Functional characteristics of antibodies induced by Arg-gingipain (HRgpA) and Lys-gingipain (Kgp) from Porphyromonas gingivalis

Arginine-specific gingipain (HRgpA) and lysine-specific gingipain (Kgp), enzymes produced by Porphyromonas gingivalis, may be candidates for an anti-P. gingivalis vaccine. The purpose of our study was to determine whether HRgpA and Kgp have opsonic target sites and whether these sites are available and accessible on intact P. gingivalis cells. Rabbits were used to generate polyclonal antibodies to both proteins. Animals were immunized and immunoglobulin G (IgG) fractions were isolated from preimmune and immune sera. Functional Characteristics of the antibodies were assessed by determining antibody titers by enzyme-linked immunosorbent assay (ELISA), generating Western immunoblots, and measuring antibody enhancement of P. gingivalis opsonization, phagocytosis and killing by polymorphonuclear leukocytes (PMN) of intact cells of strains of P. gingivalis representative of the four serotypes. Strains studied included 33277 (serotype A), A7A1-28 (serotype B), W50 (serotype C) and 381 (serotype D). Both HRgpA and Kgp induced high titers of IgG antibody. Anti-HRgpA and anti-Kgp bound to both HRgpA and Kgp demonstrating a large proportion of shared antigenic epitopes. The two antibodies bound equally well to all four P. gingivalis serotypes with titers ranging from 77 to 205 ELISA units when compared to preimmune IgG set at 1 ELISA unit.

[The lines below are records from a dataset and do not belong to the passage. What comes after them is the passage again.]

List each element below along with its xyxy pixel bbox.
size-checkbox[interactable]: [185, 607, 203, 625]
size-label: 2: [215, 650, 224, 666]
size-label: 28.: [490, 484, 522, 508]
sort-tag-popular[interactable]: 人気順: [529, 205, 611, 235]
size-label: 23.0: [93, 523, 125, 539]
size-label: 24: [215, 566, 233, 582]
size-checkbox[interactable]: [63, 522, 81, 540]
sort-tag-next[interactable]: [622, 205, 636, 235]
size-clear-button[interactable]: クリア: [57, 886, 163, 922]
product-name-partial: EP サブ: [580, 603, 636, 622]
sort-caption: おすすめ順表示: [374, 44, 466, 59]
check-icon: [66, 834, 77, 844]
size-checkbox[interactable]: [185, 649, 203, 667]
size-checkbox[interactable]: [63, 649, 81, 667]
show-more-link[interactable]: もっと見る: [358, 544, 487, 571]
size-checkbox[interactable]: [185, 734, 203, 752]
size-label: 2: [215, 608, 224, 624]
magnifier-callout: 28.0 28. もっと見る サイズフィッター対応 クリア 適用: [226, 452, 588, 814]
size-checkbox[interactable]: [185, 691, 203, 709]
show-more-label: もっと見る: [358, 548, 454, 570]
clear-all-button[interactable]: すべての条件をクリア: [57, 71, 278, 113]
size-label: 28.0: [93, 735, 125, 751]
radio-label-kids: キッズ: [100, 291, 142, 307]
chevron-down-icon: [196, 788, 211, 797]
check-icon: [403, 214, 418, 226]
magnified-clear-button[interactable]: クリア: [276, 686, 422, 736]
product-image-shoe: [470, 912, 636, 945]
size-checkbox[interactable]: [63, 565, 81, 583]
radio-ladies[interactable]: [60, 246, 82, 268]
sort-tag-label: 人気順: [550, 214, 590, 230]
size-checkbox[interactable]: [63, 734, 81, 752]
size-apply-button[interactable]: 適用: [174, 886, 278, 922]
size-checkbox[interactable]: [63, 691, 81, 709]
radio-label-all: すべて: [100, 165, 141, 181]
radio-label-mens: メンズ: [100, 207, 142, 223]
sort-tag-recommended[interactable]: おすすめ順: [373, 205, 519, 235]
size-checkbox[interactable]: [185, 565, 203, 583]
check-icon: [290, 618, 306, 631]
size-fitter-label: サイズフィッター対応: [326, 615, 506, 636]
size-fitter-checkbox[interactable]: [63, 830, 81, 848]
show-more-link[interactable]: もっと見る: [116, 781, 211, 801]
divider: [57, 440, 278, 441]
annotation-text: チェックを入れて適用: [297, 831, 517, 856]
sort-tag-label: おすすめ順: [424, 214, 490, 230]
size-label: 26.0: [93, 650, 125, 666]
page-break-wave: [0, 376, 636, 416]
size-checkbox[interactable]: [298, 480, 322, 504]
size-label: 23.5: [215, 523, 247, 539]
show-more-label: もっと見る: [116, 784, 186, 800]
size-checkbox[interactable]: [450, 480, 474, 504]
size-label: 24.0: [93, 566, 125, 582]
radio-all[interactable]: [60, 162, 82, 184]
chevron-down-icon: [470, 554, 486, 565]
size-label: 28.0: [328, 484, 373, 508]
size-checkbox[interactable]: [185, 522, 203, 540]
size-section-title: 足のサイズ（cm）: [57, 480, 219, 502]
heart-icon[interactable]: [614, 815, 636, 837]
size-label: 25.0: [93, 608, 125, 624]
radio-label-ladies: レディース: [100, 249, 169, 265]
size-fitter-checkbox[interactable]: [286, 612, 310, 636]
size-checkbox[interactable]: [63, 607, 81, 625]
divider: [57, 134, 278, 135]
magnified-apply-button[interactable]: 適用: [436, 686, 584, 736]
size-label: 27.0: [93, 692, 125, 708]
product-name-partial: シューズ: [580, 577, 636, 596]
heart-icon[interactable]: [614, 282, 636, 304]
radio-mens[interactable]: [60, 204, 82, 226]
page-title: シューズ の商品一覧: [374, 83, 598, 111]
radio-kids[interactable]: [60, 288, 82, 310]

The immunoblot patterns of binding of the two antibodies to HRgpA and Kgp and to sonicates of the four P. gingivalis serotypes were virtually identical. Both antibodies detected components in HRgpA at 27, 35 and 45 kDa and in Kgp at 27, 32, 35, 40 and 55 kDa. The antibodies also detected components at or near these same positions in addition to multiple high molecular mass components in the cell sonicates of P. gingivalis. Both proteins induced antibodies that significantly enhanced opsonization as assessed by chemiluminescence, with values ranging from 130 mV to 375 mV for anti-HRgpA IgG and from 240 mV to 375 mV for anti-Kgp IgG. Both antibodies significantly enhanced PMN-mediated bacterial killing of the four P. gingivalis serotypes, although the percentage of killing varied among the serotypes (24-81% for anti-HRgpA and 37-89% for anti-Kgp). Thus, both HRgpA and Kgp express opsonic target sites and induce high titers of antibodies that opsonize and enhance killing of all four serotypes of P. gingivalis. These two proteins appear to be potential candidate antigens for an anti-P. gingivalis vaccine.